Must Skills for Data Engineering
A Data Engineer conceives, builds and maintains data infrastructure that holds your enterprises advanced analytics capacities together. Data Engineers are problem solvers focused on building and maintaining infrastructure and architecture for data generation
The required Skills Are:
1.Python
•Programming provides us a way to communicate with machines.
•Python: It is one of the easiest to learn a programming language and has the richest library.
2.SQL
•You can’t get away from learning about databases when you are aspiring to become a data engineer.
•SQL databases are relational databases that store data in multiple related tables SQL is a must-have skill for every data professional.
3.Big Data
•Big Data engineering is a specialization wherein professionals work with Big Data and it requires developing, maintaining, testing, and evaluating big data solutions.
4.Apache Hadoop
•Apache Hadoop is an open-source framework that lets you store and manage Big Data applications.

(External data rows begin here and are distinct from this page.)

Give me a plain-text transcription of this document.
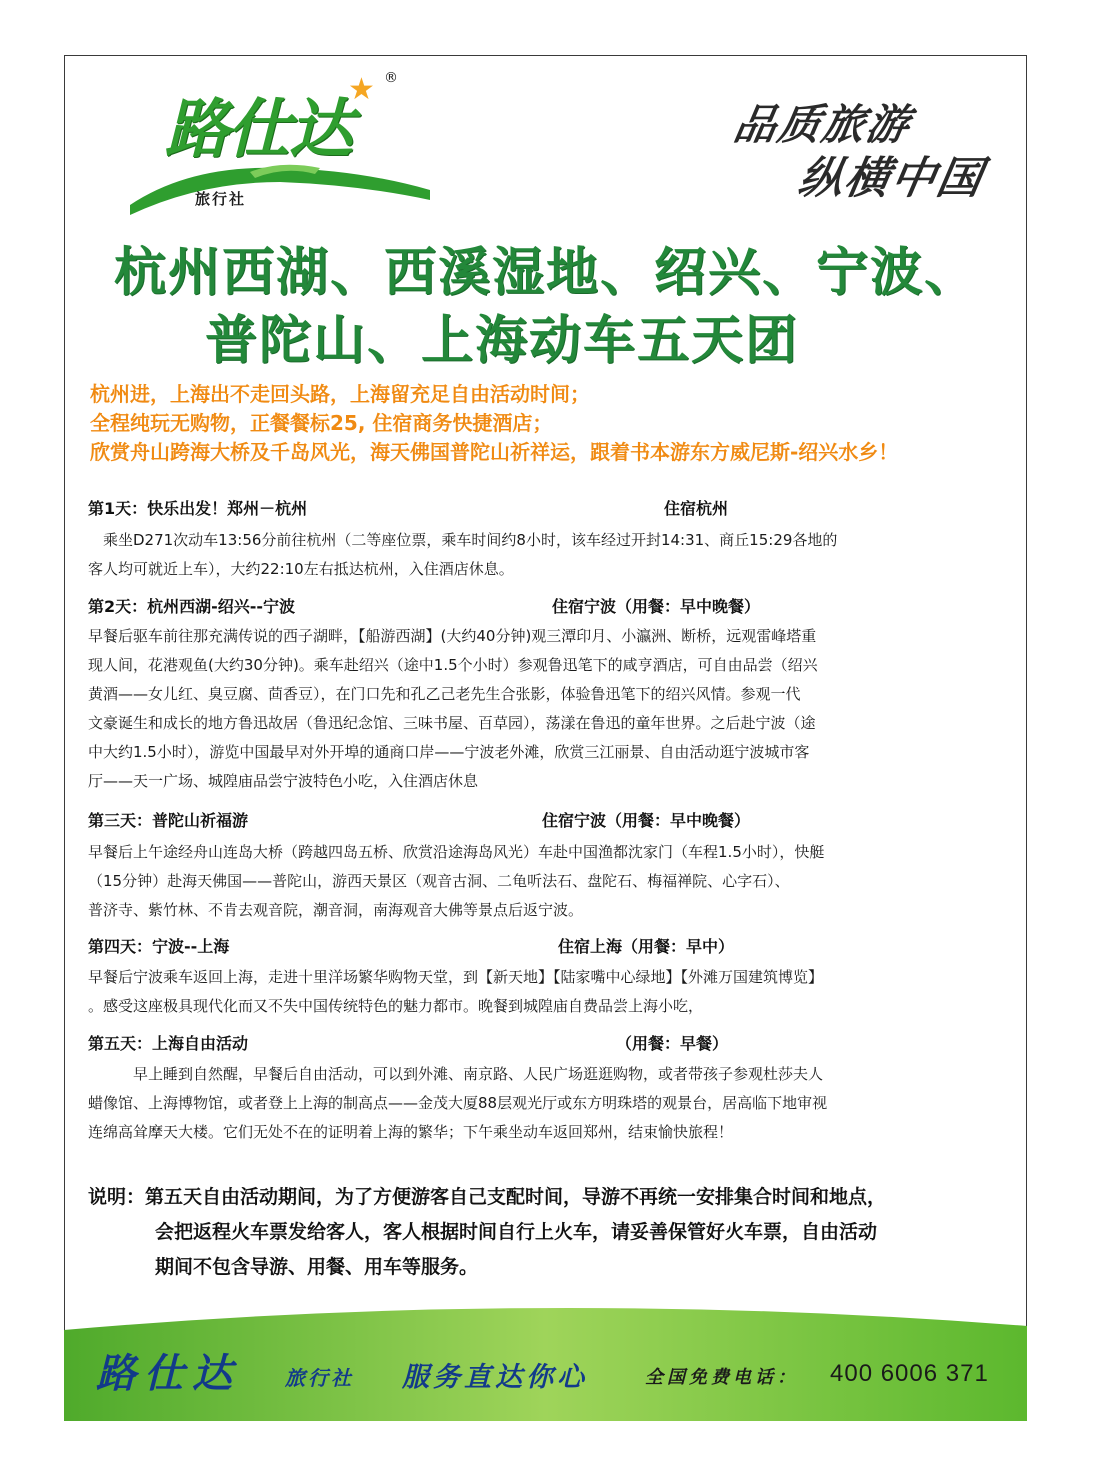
路仕达
★ ®
旅行社
品质旅游
纵横中国
杭州西湖、西溪湿地、绍兴、宁波、
普陀山、上海动车五天团
杭州进，上海出不走回头路，上海留充足自由活动时间；
全程纯玩无购物，正餐餐标25, 住宿商务快捷酒店；
欣赏舟山跨海大桥及千岛风光，海天佛国普陀山祈祥运，跟着书本游东方威尼斯-绍兴水乡！
第1天：快乐出发！郑州－杭州	住宿杭州
　乘坐D271次动车13:56分前往杭州（二等座位票，乘车时间约8小时，该车经过开封14:31、商丘15:29各地的
客人均可就近上车），大约22:10左右抵达杭州，入住酒店休息。
第2天：杭州西湖-绍兴--宁波	住宿宁波（用餐：早中晚餐）
早餐后驱车前往那充满传说的西子湖畔，【船游西湖】(大约40分钟)观三潭印月、小瀛洲、断桥，远观雷峰塔重
现人间，花港观鱼(大约30分钟)。乘车赴绍兴（途中1.5个小时）参观鲁迅笔下的咸亨酒店，可自由品尝（绍兴
黄酒——女儿红、臭豆腐、茴香豆），在门口先和孔乙己老先生合张影，体验鲁迅笔下的绍兴风情。参观一代
文豪诞生和成长的地方鲁迅故居（鲁迅纪念馆、三味书屋、百草园），荡漾在鲁迅的童年世界。之后赴宁波（途
中大约1.5小时），游览中国最早对外开埠的通商口岸——宁波老外滩，欣赏三江丽景、自由活动逛宁波城市客
厅——天一广场、城隍庙品尝宁波特色小吃，入住酒店休息
第三天：普陀山祈福游	住宿宁波（用餐：早中晚餐）
早餐后上午途经舟山连岛大桥（跨越四岛五桥、欣赏沿途海岛风光）车赴中国渔都沈家门（车程1.5小时），快艇
（15分钟）赴海天佛国——普陀山，游西天景区（观音古洞、二龟听法石、盘陀石、梅福禅院、心字石）、
普济寺、紫竹林、不肯去观音院，潮音洞，南海观音大佛等景点后返宁波。
第四天：宁波--上海	住宿上海（用餐：早中）
早餐后宁波乘车返回上海，走进十里洋场繁华购物天堂，到【新天地】【陆家嘴中心绿地】【外滩万国建筑博览】
。感受这座极具现代化而又不失中国传统特色的魅力都市。晚餐到城隍庙自费品尝上海小吃，
第五天：上海自由活动	（用餐：早餐）
　　　早上睡到自然醒，早餐后自由活动，可以到外滩、南京路、人民广场逛逛购物，或者带孩子参观杜莎夫人
蜡像馆、上海博物馆，或者登上上海的制高点——金茂大厦88层观光厅或东方明珠塔的观景台，居高临下地审视
连绵高耸摩天大楼。它们无处不在的证明着上海的繁华；下午乘坐动车返回郑州，结束愉快旅程！
说明：第五天自由活动期间，为了方便游客自己支配时间，导游不再统一安排集合时间和地点，
会把返程火车票发给客人，客人根据时间自行上火车，请妥善保管好火车票，自由活动
期间不包含导游、用餐、用车等服务。
路仕达 旅行社 服务直达你心	全国免费电话： 400 6006 371
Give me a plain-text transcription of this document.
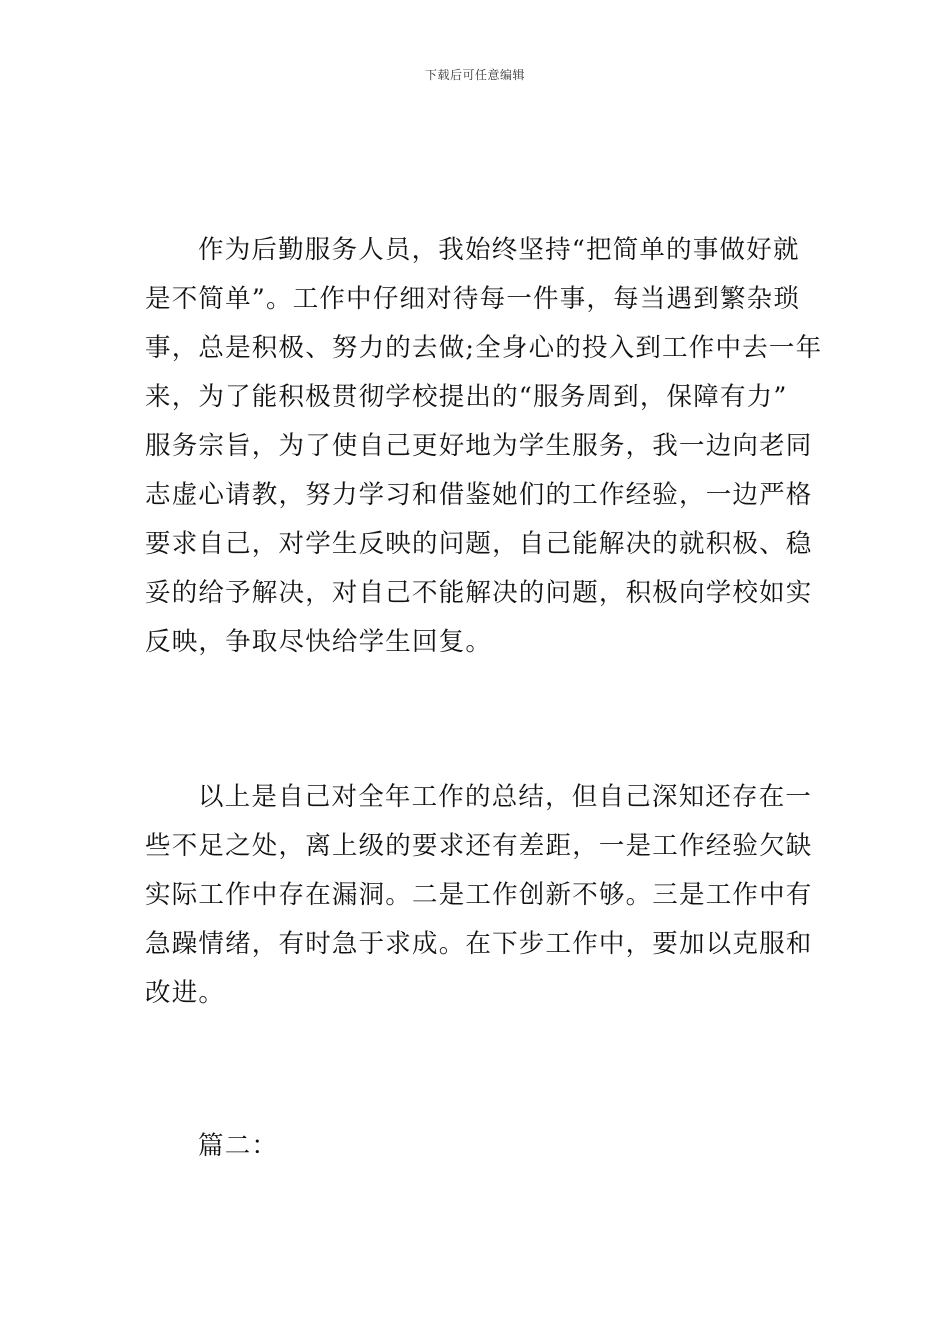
下载后可任意编辑
作为后勤服务人员，我始终坚持“把简单的事做好就
是不简单”。工作中仔细对待每一件事，每当遇到繁杂琐
事，总是积极、努力的去做;全身心的投入到工作中去一年
来，为了能积极贯彻学校提出的“服务周到，保障有力”
服务宗旨，为了使自己更好地为学生服务，我一边向老同
志虚心请教，努力学习和借鉴她们的工作经验，一边严格
要求自己，对学生反映的问题，自己能解决的就积极、稳
妥的给予解决，对自己不能解决的问题，积极向学校如实
反映，争取尽快给学生回复。
以上是自己对全年工作的总结，但自己深知还存在一
些不足之处，离上级的要求还有差距，一是工作经验欠缺
实际工作中存在漏洞。二是工作创新不够。三是工作中有
急躁情绪，有时急于求成。在下步工作中，要加以克服和
改进。
篇二：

•Hadoop lets you perform distributed processing of large datasets by using simple programming implementations.
5.Apache Hive
•Apache Hive is an open source project run by volunteers at the Apache Software Foundation. Previously it was a subproject of Apache® Hadoop®, but has now graduated to become a top-level project of its own.
6.Kafka
•Kafka is an open-source processing software platform for handling real-time data feeds.
• It means you can use it to build real-time streaming apps, which is something that businesses require.
7.Apache Spark
•Apache Spark is another must-have tool you must be familiar with if you want to become a data engineer.
•Spark is an open-source distributed general-purpose framework for cluster computing. It offers an interface that lets you program clusters with fault tolerance and data parallelism.
8.ETL
•ETL stands for Extract, Transfer, Load, and denotes how you extract data from a source, transform it into a format, and store it into a data warehouse
•ETL uses batch processing to ensure users can analyze relevant data according to their specific business problems.
9.Scala
• Python is a must-have for a data engineer as it helps you perform statistical analysis and modelling. On the other hand, Java helps you work with data architecture frameworks and Scala is simply an extension of the same.
•Scala: When it comes to data engineering, the spark is one of the most widely used tools and it is written as Scala. Scala is an extension of the Java language.
10.Database Skills and tools
•This is a different type of distributed data storage that’s becoming increasingly popular. Simply explained, the name “NoSQL” means technology based on something different from SQL.